All of this is leading up to a vote in October. CREA has been engaging with members across the country, holding webinars and surveys. The feedback shows that the more people learn about the proposal, the more supportive they become. Many members initially think of Realtor.com and have concerns, but understanding the details changes their perspective. CREA has also been working closely with member boards and associations, who will be voting on behalf of their members. They've been attending meetings and answering questions to spread the word about "Realtor.ca Forward."

The vote is set for October 23rd. It requires a two-thirds majority vote to change CREA's Articles of Incorporation to allow for the wholly owned subsidiary. This is why the outreach and education efforts are so critical.

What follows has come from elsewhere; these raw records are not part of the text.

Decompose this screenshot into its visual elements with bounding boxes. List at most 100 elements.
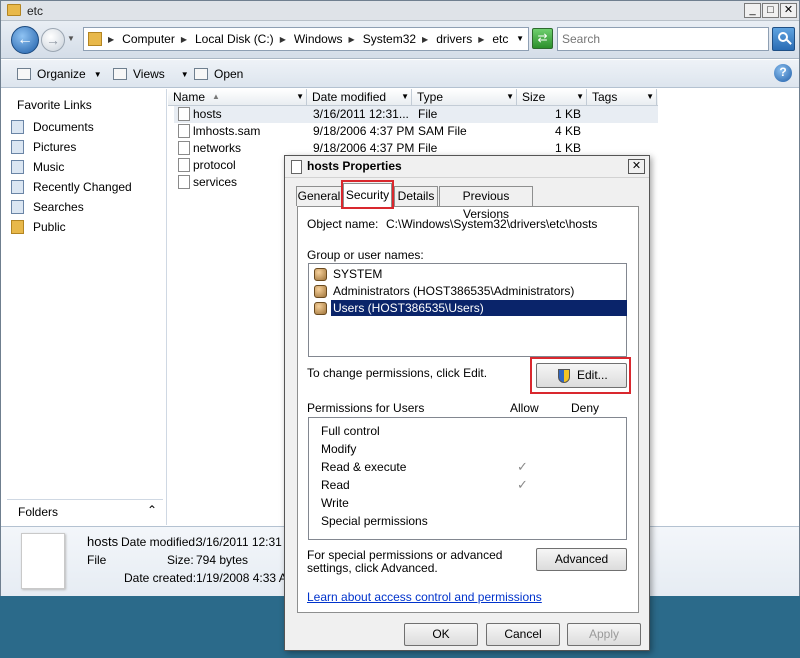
search-input[interactable] <box>557 27 769 51</box>
details-date-created-label: Date created: <box>124 571 197 585</box>
folder-icon <box>88 32 102 46</box>
allow-check-icon: ✓ <box>517 459 528 474</box>
sidebar-item-recently-changed[interactable]: Recently Changed <box>11 178 132 196</box>
apply-button[interactable]: Apply <box>567 623 641 646</box>
tab-general[interactable]: General <box>296 186 342 206</box>
sidebar-item-public[interactable]: Public <box>11 218 66 236</box>
organize-icon <box>17 68 31 80</box>
cancel-button[interactable]: Cancel <box>486 623 560 646</box>
file-icon <box>178 107 190 121</box>
chevron-down-icon[interactable]: ▼ <box>506 89 514 105</box>
chevron-down-icon[interactable]: ▼ <box>576 89 584 105</box>
file-icon <box>178 175 190 189</box>
tab-previous-versions[interactable]: Previous Versions <box>439 186 533 221</box>
recent-icon <box>11 180 24 194</box>
group-names-label: Group or user names: <box>307 248 424 262</box>
group-item[interactable]: Administrators (HOST386535\Administrator… <box>311 283 624 300</box>
breadcrumb-separator[interactable]: ▶ <box>108 32 122 46</box>
file-thumbnail-icon <box>21 533 65 589</box>
views-button[interactable]: Views ▼ <box>113 65 189 83</box>
refresh-button[interactable]: ⇄ <box>532 28 553 49</box>
details-size: 794 bytes <box>196 553 249 567</box>
tab-details[interactable]: Details <box>394 186 438 206</box>
open-button[interactable]: Open <box>194 65 243 83</box>
folder-icon <box>11 220 24 234</box>
column-header-name[interactable]: Name ▲ ▼ <box>168 89 307 106</box>
security-tab-highlight <box>341 180 394 209</box>
breadcrumb-item[interactable]: Windows ▶ <box>294 32 363 46</box>
column-header-row: Name ▲ ▼ Date modified ▼ Type ▼ Size ▼ Tags ▼ <box>168 89 658 106</box>
group-item[interactable]: SYSTEM <box>311 266 624 283</box>
recent-pages-chevron-icon[interactable]: ▼ <box>67 34 75 43</box>
chevron-down-icon[interactable]: ▼ <box>296 89 304 105</box>
sidebar-item-music[interactable]: Music <box>11 158 64 176</box>
details-file-type: File <box>87 553 107 567</box>
address-dropdown-icon[interactable]: ▼ <box>516 34 524 43</box>
breadcrumb-item[interactable]: Local Disk (C:) ▶ <box>195 32 294 46</box>
advanced-button[interactable]: Advanced <box>536 548 627 571</box>
permission-item: Special permissions <box>321 514 428 528</box>
folders-label: Folders <box>18 505 59 519</box>
dialog-close-button[interactable]: ✕ <box>628 159 645 174</box>
file-icon <box>178 141 190 155</box>
minimize-button[interactable]: _ <box>744 3 761 18</box>
user-group-icon <box>314 285 327 298</box>
file-row[interactable]: hosts 3/16/2011 12:31... File 1 KB <box>174 106 658 123</box>
user-group-icon <box>314 268 327 281</box>
column-header-size[interactable]: Size ▼ <box>517 89 587 106</box>
folders-toggle[interactable]: Folders ⌃ <box>7 499 163 523</box>
folder-icon <box>7 4 21 16</box>
group-list[interactable]: SYSTEM Administrators (HOST386535\Admini… <box>308 263 627 357</box>
maximize-button[interactable]: □ <box>762 3 779 18</box>
chevron-down-icon[interactable]: ▼ <box>401 89 409 105</box>
learn-access-control-link[interactable]: Learn about access control and permissio… <box>307 590 542 604</box>
breadcrumb-item[interactable]: Computer ▶ <box>122 32 195 46</box>
details-file-name: hosts <box>87 534 119 549</box>
special-permissions-text: For special permissions or advanced sett… <box>307 548 503 575</box>
file-icon <box>178 158 190 172</box>
forward-button[interactable]: → <box>41 28 65 52</box>
title-bar: etc _ □ ✕ <box>1 1 799 21</box>
sidebar-item-searches[interactable]: Searches <box>11 198 84 216</box>
documents-icon <box>11 120 24 134</box>
views-icon <box>113 68 127 80</box>
breadcrumb-item[interactable]: etc <box>492 32 508 46</box>
back-button[interactable]: ← <box>11 26 39 54</box>
organize-button[interactable]: Organize ▼ <box>17 65 102 83</box>
permissions-list: Full control Modify Read & execute ✓ Rea… <box>308 417 627 540</box>
close-button[interactable]: ✕ <box>780 3 797 18</box>
permissions-label: Permissions for Users <box>307 401 425 415</box>
sidebar-item-documents[interactable]: Documents <box>11 118 94 136</box>
help-icon[interactable]: ? <box>774 64 792 82</box>
chevron-down-icon[interactable]: ▼ <box>646 89 654 105</box>
pictures-icon <box>11 140 24 154</box>
details-date-modified-label: Date modified: <box>121 535 199 549</box>
sidebar-item-pictures[interactable]: Pictures <box>11 138 76 156</box>
allow-check-icon: ✓ <box>517 477 528 492</box>
ok-button[interactable]: OK <box>404 623 478 646</box>
details-date-created: 1/19/2008 4:33 AN <box>196 571 296 585</box>
details-date-modified: 3/16/2011 12:31 F <box>196 535 293 549</box>
edit-button[interactable]: Edit... <box>536 363 627 388</box>
column-header-date[interactable]: Date modified ▼ <box>307 89 412 106</box>
breadcrumb-item[interactable]: drivers ▶ <box>436 32 492 46</box>
allow-column-label: Allow <box>510 401 539 415</box>
permission-item: Read & execute <box>321 460 407 474</box>
properties-dialog: hosts Properties ✕ General Security Deta… <box>284 155 650 651</box>
file-row[interactable]: lmhosts.sam 9/18/2006 4:37 PM SAM File 4… <box>174 123 658 140</box>
search-button[interactable] <box>772 27 795 51</box>
details-size-label: Size: <box>167 553 194 567</box>
breadcrumb-item[interactable]: System32 ▶ <box>363 32 437 46</box>
column-header-tags[interactable]: Tags ▼ <box>587 89 657 106</box>
deny-column-label: Deny <box>571 401 600 415</box>
command-bar: Organize ▼ Views ▼ Open <box>1 60 799 88</box>
group-item-selected[interactable]: Users (HOST386535\Users) <box>311 300 627 317</box>
breadcrumb: ▶ Computer ▶ Local Disk (C:) ▶ Windows ▶ Sy… <box>108 32 508 46</box>
address-bar[interactable]: ▶ Computer ▶ Local Disk (C:) ▶ Windows ▶ Sy… <box>83 27 529 51</box>
permission-item: Full control <box>321 424 380 438</box>
permission-item: Write <box>321 496 349 510</box>
open-icon <box>194 68 208 80</box>
column-header-type[interactable]: Type ▼ <box>412 89 517 106</box>
chevron-up-icon: ⌃ <box>147 503 158 517</box>
favorite-links-title: Favorite Links <box>17 98 92 112</box>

What Happens After The Vote?

Regardless of the outcome, CREA will communicate the decision right away. Internally, they are already working on a transition plan in case the vote passes. The goal is for both Realtor.ca and CREA to be strong and effective. If the vote is yes, there will be a transition board formed, looking for a mix of Realtors and skilled technology professionals to lead the new entity. Members will be kept informed about these next steps.

Shifting Focus For CREA

If the proposal passes, the funding from member dues directed to Realtor.ca will lessen. This means CREA can refocus on its core mandates. They work with the federal government on housing policy, which is especially important given the current housing crisis. They also manage the national Realtor Code and work to build and protect the brand of Realtors, highlighting their importance in real estate transactions and their community involvement. While dues won't go down, the proportion going to Realtor.ca will decrease, allowing CREA proper to strategize on how best to serve Realtors through advocacy and reputation management.

Final Thoughts

Janice Myers emphasizes that CREA has a duty to protect Realtor.ca as a critical business asset. This "Realtor.ca Forward" project has involved extensive due diligence and outreach. They believe this is the right move for Realtor.ca to grow and innovate, continuing to be a great platform for both Realtors and consumers. The real estate landscape is always changing, and innovation is key to moving forward in ways that benefit everyone.